"CVAD complication management varies by country income level, highlighting the need for context-adapted guidelines, training, and equitable access to key resources" de Souza et al (2025).

Complications in central venous access devices in paediatric cancer care

Abstract:

Objective: To examine global practices for identifying and managing central venous access device (CVAD) complications-catheter-associated bloodstream infection (CABSI), thrombosis, and occlusion-in paediatric cancer care, comparing patterns between high- and other-income countries.

Methods: A cross-sectional international survey was conducted from 2022 to 2023 and analysed 2024 to 2025. Clinicians involved in paediatric CVAD cancer care were recruited through global networks.

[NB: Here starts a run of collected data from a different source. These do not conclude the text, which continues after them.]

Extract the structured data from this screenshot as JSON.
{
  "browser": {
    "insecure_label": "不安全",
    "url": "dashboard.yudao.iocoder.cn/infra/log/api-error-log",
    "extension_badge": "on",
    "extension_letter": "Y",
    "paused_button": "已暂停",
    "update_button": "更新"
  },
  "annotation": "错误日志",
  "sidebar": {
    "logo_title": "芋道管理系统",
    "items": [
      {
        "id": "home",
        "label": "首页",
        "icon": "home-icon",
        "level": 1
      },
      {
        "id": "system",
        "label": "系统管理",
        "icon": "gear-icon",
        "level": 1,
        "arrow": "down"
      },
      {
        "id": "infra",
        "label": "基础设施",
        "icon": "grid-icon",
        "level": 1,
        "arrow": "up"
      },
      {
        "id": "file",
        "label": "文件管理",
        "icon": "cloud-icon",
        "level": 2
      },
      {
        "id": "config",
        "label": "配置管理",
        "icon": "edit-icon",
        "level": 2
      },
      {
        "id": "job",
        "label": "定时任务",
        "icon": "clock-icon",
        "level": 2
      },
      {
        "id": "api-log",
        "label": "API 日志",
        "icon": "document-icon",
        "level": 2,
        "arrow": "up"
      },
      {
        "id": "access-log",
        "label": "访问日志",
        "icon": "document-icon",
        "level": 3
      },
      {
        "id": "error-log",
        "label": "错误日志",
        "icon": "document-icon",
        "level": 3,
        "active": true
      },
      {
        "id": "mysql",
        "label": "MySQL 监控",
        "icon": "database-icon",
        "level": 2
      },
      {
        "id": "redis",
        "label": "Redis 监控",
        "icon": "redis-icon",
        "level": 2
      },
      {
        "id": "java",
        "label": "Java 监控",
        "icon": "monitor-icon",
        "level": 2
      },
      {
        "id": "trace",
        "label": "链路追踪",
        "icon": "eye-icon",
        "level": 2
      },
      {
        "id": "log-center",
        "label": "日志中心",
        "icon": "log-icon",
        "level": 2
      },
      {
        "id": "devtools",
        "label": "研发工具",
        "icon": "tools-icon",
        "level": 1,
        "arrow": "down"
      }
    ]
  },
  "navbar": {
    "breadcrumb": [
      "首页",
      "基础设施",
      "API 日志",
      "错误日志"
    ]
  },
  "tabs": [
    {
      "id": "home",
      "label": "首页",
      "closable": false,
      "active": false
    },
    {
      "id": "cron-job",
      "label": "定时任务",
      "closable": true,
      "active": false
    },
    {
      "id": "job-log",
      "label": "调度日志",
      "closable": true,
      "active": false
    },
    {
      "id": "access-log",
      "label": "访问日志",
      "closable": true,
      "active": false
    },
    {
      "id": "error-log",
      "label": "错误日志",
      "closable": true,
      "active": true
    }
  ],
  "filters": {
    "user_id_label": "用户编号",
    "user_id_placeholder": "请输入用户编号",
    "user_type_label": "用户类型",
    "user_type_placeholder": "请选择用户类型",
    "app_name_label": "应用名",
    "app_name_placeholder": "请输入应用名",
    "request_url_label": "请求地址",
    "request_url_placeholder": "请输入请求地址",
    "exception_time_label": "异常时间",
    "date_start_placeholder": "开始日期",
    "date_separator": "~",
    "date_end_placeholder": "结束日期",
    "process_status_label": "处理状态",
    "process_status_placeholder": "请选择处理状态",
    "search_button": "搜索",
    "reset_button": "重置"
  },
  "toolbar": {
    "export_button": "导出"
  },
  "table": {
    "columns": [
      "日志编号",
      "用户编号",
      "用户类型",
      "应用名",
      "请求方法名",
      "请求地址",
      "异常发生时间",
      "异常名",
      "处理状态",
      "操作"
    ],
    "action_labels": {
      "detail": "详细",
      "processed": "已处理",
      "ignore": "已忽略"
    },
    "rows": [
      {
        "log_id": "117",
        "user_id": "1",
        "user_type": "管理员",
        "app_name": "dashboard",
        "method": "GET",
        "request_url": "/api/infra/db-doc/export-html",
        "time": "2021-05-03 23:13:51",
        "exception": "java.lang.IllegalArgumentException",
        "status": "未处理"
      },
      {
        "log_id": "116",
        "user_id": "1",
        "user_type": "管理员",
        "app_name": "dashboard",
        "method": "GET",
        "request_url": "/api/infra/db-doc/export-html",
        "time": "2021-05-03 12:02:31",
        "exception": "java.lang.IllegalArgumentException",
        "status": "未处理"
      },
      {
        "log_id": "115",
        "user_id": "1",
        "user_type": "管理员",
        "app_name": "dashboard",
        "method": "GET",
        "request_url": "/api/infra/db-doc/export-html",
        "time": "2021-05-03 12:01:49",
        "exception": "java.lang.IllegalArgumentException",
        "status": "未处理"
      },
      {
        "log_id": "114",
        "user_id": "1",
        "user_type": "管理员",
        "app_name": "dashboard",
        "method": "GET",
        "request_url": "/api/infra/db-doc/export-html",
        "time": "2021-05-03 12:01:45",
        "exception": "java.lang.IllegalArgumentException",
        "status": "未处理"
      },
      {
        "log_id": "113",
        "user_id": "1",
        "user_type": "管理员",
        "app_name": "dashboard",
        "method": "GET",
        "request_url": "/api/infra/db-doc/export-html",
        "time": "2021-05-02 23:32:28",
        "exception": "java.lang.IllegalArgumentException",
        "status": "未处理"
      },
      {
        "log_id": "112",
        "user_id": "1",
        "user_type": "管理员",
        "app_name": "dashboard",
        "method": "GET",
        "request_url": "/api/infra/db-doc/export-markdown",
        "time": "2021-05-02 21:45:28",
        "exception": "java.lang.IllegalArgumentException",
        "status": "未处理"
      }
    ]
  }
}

Results: A total of 161 respondents from 38 countries completed the complication section, including 102 (63.4%) from high-income and 59 (36.6%) from other-income countries (lower- and upper-middle income). For CABSI, blood culture was the main diagnostic method (122 [75.8%]; high-income: 87 [85.3%], other-income: 35 [59.3%]). Differential time to positivity was more often reported in other-income settings (33 [55.9%] vs. 35 [34.3%]), who also more frequently initiated antibiotics based on nonspecific or immediate criteria. CABSI treatment varied, with intravenous antibiotics (68 [60.7%]) and catheter removal (47 [42.0%]) most reported. For thrombosis, anticoagulation before line removal was common (88 [54.7%]), and alteplase use was higher in high-income countries (76 [74.5%] vs. 19 [32.2%]). Thrombolytic agents were the most reported treatment for occlusion (103 [64.0%]), especially in high-income countries (77 [75.5%] vs. 26 [44.1%]).

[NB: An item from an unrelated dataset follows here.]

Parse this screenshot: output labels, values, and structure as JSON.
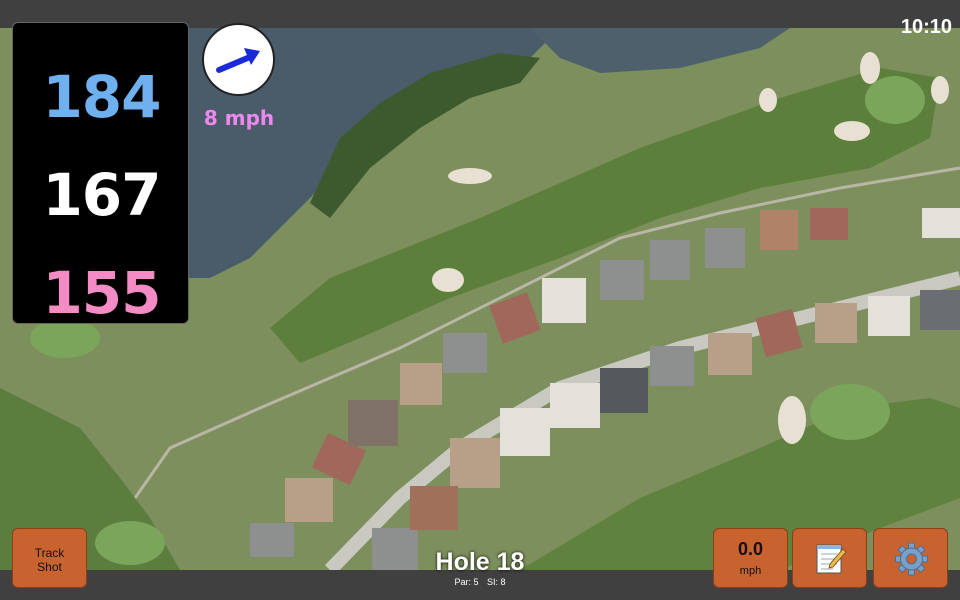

Conclusions: CVAD complication management varies by country income level, highlighting the need for context-adapted guidelines, training, and equitable access to key resources.


Reference:

de Souza S, Takashima MD, Hyun A, Gibson V, Silva TL, Rocha PK, Vetcho S, Wen SCH, Ullman AJ. Complications in Central Venous Access Devices in Paediatric Cancer Care: A Global Cross-Sectional Survey. Eur J Haematol. 2025 Sep 29. doi: 10.1111/ejh.70041. Epub ahead of print. PMID: 41024377.